Utilizaremos Latent Dirichlet Allocation (LDA) para identificar los temas principales en los programas de gobierno.

In [None]:
# Preparar datos para topic modeling
def prepare_documents_for_lda(programs):
    """
    Prepara documentos para LDA eliminando palabras muy comunes y muy raras
    """
    documents = []
    doc_names = []
    
    for party, program in programs.items():
        # Procesar texto con filtros más estrictos
        tokens = preprocess_text(program, pos_filter=['NOUN', 'ADJ'])
        
        # Filtrar palabras muy cortas o muy comunes en política
        political_stopwords = {
            'bolivia', 'boliviano', 'boliviana', 'país', 'estado', 'gobierno', 
            'nacional', 'público', 'social', 'económico', 'política', 'político',
            'pueblo', 'ciudadano', 'sociedad', 'desarrollo', 'gestión', 'proceso'
        }
        
        filtered_tokens = [
            token for token in tokens 
            if len(token) > 3 and token not in political_stopwords
        ]
        
        documents.append(filtered_tokens)
        doc_names.append(party)
    
    return documents, doc_names

# Preparar documentos
documents, doc_names = prepare_documents_for_lda(programs)

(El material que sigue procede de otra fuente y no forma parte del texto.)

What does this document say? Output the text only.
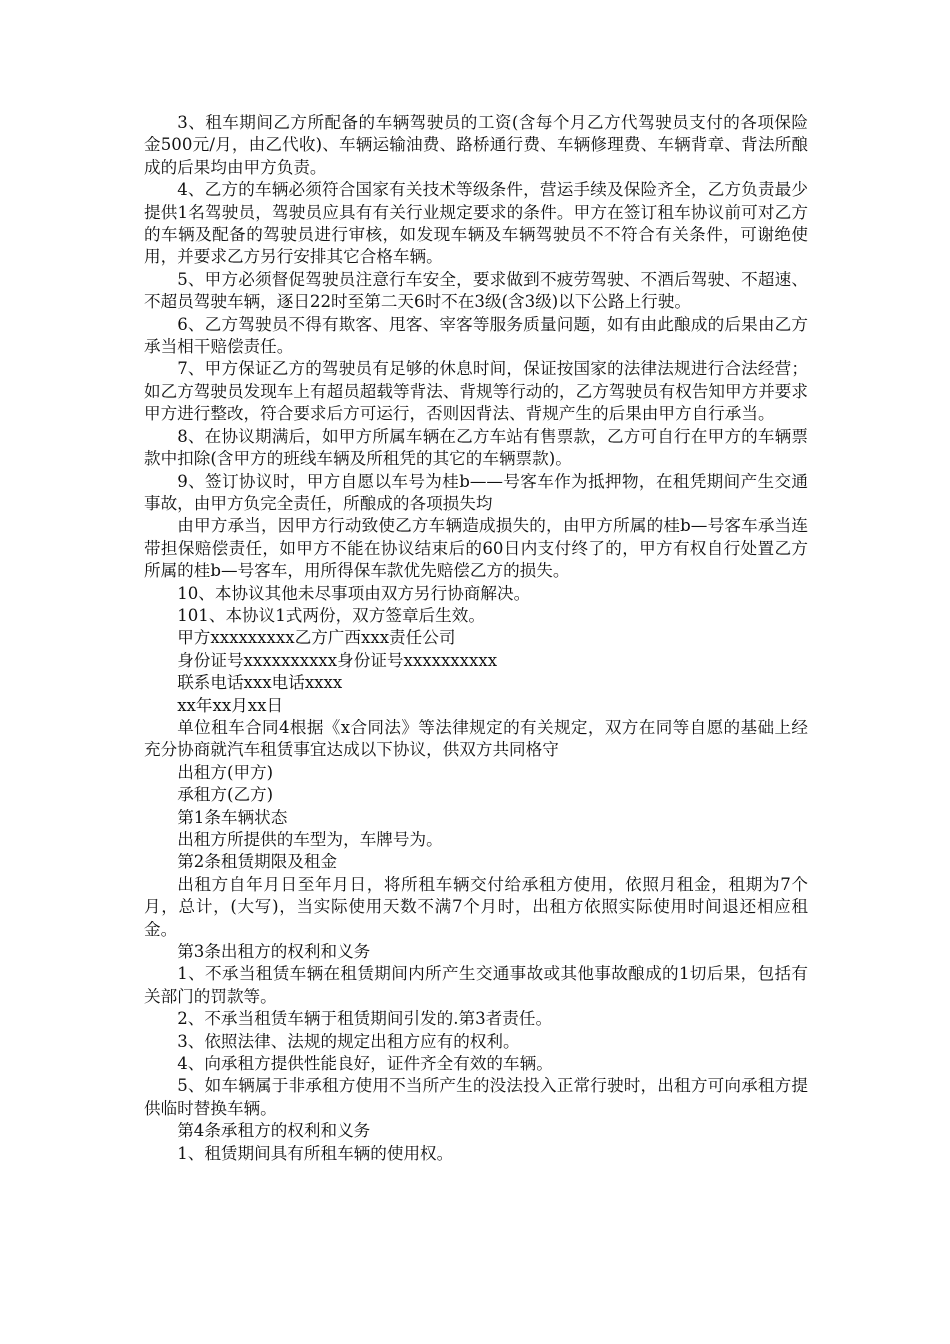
3、租车期间乙方所配备的车辆驾驶员的工资(含每个月乙方代驾驶员支付的各项保险金500元/月，由乙代收)、车辆运输油费、路桥通行费、车辆修理费、车辆背章、背法所酿成的后果均由甲方负责。

4、乙方的车辆必须符合国家有关技术等级条件，营运手续及保险齐全，乙方负责最少提供1名驾驶员，驾驶员应具有有关行业规定要求的条件。甲方在签订租车协议前可对乙方的车辆及配备的驾驶员进行审核，如发现车辆及车辆驾驶员不不符合有关条件，可谢绝使用，并要求乙方另行安排其它合格车辆。

5、甲方必须督促驾驶员注意行车安全，要求做到不疲劳驾驶、不酒后驾驶、不超速、不超员驾驶车辆，逐日22时至第二天6时不在3级(含3级)以下公路上行驶。

6、乙方驾驶员不得有欺客、甩客、宰客等服务质量问题，如有由此酿成的后果由乙方承当相干赔偿责任。

7、甲方保证乙方的驾驶员有足够的休息时间，保证按国家的法律法规进行合法经营；如乙方驾驶员发现车上有超员超载等背法、背规等行动的，乙方驾驶员有权告知甲方并要求甲方进行整改，符合要求后方可运行，否则因背法、背规产生的后果由甲方自行承当。

8、在协议期满后，如甲方所属车辆在乙方车站有售票款，乙方可自行在甲方的车辆票款中扣除(含甲方的班线车辆及所租凭的其它的车辆票款)。

9、签订协议时，甲方自愿以车号为桂b——号客车作为抵押物，在租凭期间产生交通事故，由甲方负完全责任，所酿成的各项损失均

由甲方承当，因甲方行动致使乙方车辆造成损失的，由甲方所属的桂b—号客车承当连带担保赔偿责任，如甲方不能在协议结束后的60日内支付终了的，甲方有权自行处置乙方所属的桂b—号客车，用所得保车款优先赔偿乙方的损失。

10、本协议其他未尽事项由双方另行协商解决。

101、本协议1式两份，双方签章后生效。

甲方xxxxxxxxx乙方广西xxx责任公司

身份证号xxxxxxxxxx身份证号xxxxxxxxxx

联系电话xxx电话xxxx

xx年xx月xx日

单位租车合同4根据《x合同法》等法律规定的有关规定，双方在同等自愿的基础上经充分协商就汽车租赁事宜达成以下协议，供双方共同格守

出租方(甲方)

承租方(乙方)

第1条车辆状态

出租方所提供的车型为，车牌号为。

第2条租赁期限及租金

出租方自年月日至年月日，将所租车辆交付给承租方使用，依照月租金，租期为7个月，总计，(大写)，当实际使用天数不满7个月时，出租方依照实际使用时间退还相应租金。

第3条出租方的权利和义务

1、不承当租赁车辆在租赁期间内所产生交通事故或其他事故酿成的1切后果，包括有关部门的罚款等。

2、不承当租赁车辆于租赁期间引发的.第3者责任。

3、依照法律、法规的规定出租方应有的权利。

4、向承租方提供性能良好，证件齐全有效的车辆。

5、如车辆属于非承租方使用不当所产生的没法投入正常行驶时，出租方可向承租方提供临时替换车辆。

第4条承租方的权利和义务

1、租赁期间具有所租车辆的使用权。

# Crear diccionario y corpus para Gensim
dictionary = corpora.Dictionary(documents)

# Filtrar extremos: palabras que aparecen en menos de 2 docs o más del 50% de docs
dictionary.filter_extremes(no_below=2, no_above=0.5)

corpus = [dictionary.doc2bow(doc) for doc in documents]

print(f"📚 Corpus preparado:")
print(f"  - {len(documents)} documentos")
print(f"  - {len(dictionary)} palabras únicas")
print(f"  - {sum(len(doc) for doc in corpus)} tokens totales")

In [None]:
# Entrenar modelo LDA
num_topics = 6  # Número de temas a identificar

print("🤖 Entrenando modelo LDA...")
lda_model = LdaModel(
    corpus=corpus,
    id2word=dictionary,
    num_topics=num_topics,
    random_state=42,
    passes=10,
    alpha='auto',
    per_word_topics=True
)

print(f"✅ Modelo LDA entrenado con {num_topics} temas")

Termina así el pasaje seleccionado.